Total: 34,106 trainable weights. The conv0 kernel is multiplied at every step by a hand-shaped banked oriented mask: each of 4 banks gets an anisotropic Gaussian envelope rotated by b · π / 4, mimicking a V1 hypercolumn. This is an algorithmic prior — no learned hyperparameters, derived from kernel geometry alone — that empirically gives ~0.5 pp accuracy and faster convergence than an unmasked kernel.

The top-down feedback gain γ is set to 0.1 (an autoresearch finding documented as v06 in this codebase's project memory: standard γ=0.6 destabilises 2-conv conv1 because of fan-in mismatch between bottom-up and top-down inputs).

A pre-σ drive clamp at [-2.5, 3.5] prevents saturation runaway during the first few hundred batches.

3. Results

Setup Test accuracy Wall time
cortex-conv R=28, ships pre-trained 96.8% 0 s (on page boot)
cortex-conv R=14, 30 passes via WebGPU 96.5% ~9 min on M4 Max GPU
Same arch trained on Fashion-MNIST from scratch 84% (3 passes), ~88% (10 passes) ~10 min
Single-conv baseline (1 conv layer) 94.4% @ 40 passes ~6 min
Dense baseline [784, H=120, 10] (paper-style FHN) ~92% ~15 min

All results are single-model. No ensembling, no test-time augmentation, no exponential moving average, no input augmentation. The 96.8% number is measured on a 1000-sample held-out MNIST test split immediately after applying the shipped snapshot.

The honest ceiling under these "no crutches" constraints sits at ~97% on MNIST single-model. Pushing past requires either ensembling (K=10 gives 97.5-98%) or a longer schedule with EMA, neither of which we ship.

4. Implementation notes

  • Pure WebGPU. Training and inference both run as compute shaders, dispatched from a single HTML page. No Python, no native code, no backend server.
  • Trained snapshot bundled. weights/cortex_conv_mnist_R28.json (720 KB) is fetched on boot and uploaded to GPU buffers before the test set is evaluated. Result: the page lands at 96.8% before the user has clicked anything.
  • Browser-only reproducibility. tools/train_cortex_dump.cjs is a headless Playwright driver that regenerates the snapshot from a fresh random init. Useful for verifying the trajectory or for retraining after architecture changes.
  • No backprop anywhere. The gradient comes purely from the EqProp finite difference between ±β-clamped relaxed states; the optimiser then orthogonalises the momentum matrix without any reverse-mode auto-diff.

5. What this is not

This is not a claim of state-of-the-art on MNIST — there are convolutional networks that reach >99.7% with backprop. It's also not the first MNIST result on the FHN neuron — the paper itself trains a 5-hidden-layer 784–512×5–10 network to 2.8% test error using ~1.46M parameters. The claim here is narrower: the same paper's EqProp setup is reproducible in a much smaller, faster, browser-side form (34K params, ~3.2% test error, no Python, runs on WebGPU), demonstrating that the paper's theoretical scaffolding scales down as well as up.
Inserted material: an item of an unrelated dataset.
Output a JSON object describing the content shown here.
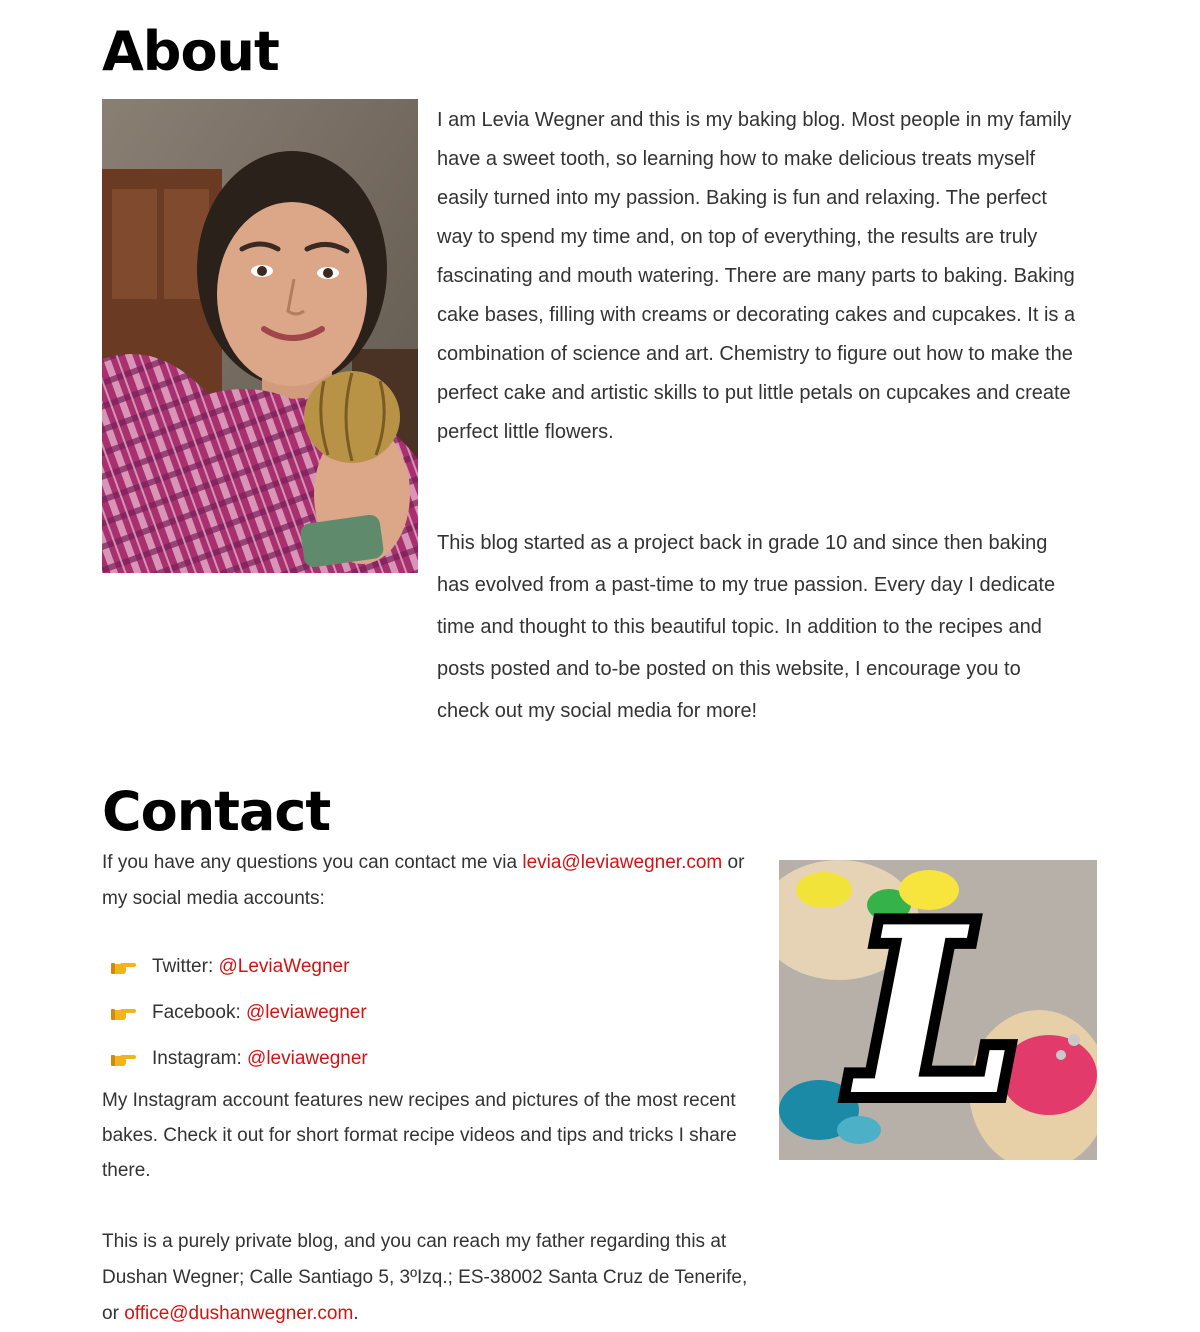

We deliberately do not ship pre-trained Fashion-MNIST weights so that visitors can watch the learning curve climb live for at least one dataset.

6. Reproducibility

# Regenerate the snapshot from random init (requires WebGPU)
node tools/train_cortex_dump.cjs \
    --target=0.96 \
    --max-passes=10 \
    --out=weights/cortex_conv_mnist_R28.json

The training script boots fhn.html in headless Chromium with WebGPU enabled, hits train, polls every 30 s, and dumps the best-accuracy snapshot.

References

  1. Kendall, J. Equilibrium Propagation and Hamiltonian Inference in the Diffusive FitzHugh-Nagumo Model, Zyphra, 2026. arXiv:2605.21568
  2. Scellier, B., Bengio, Y. Equilibrium Propagation: Bridging the Gap Between Energy-Based Models and Backpropagation, Frontiers in Computational Neuroscience, 2017.
  3. Liu, Z., Chen, T. Toward Practical Equilibrium Propagation: Brain-inspired Recurrent Neural Network with Feedback Regulation and Residual Connections. arXiv:2508.11659 (2025).
  4. Kubo, Y., Chalmers, E., Luczak, A. Biologically-inspired neuronal adaptation improves learning in neural networks. arXiv:2204.14008 (2022).
  5. Zhang, M., Liu, Y., Schaeffer, H. AdaGrad Meets Muon: Adaptive Stepsizes for Orthogonal Updates. arXiv:2509.02981 (2025).
  6. Frémaux, N., Gerstner, W. Neuromodulated Spike-Timing-Dependent Plasticity, and Theory of Three-Factor Learning Rules. Frontiers in Neural Circuits, 2016.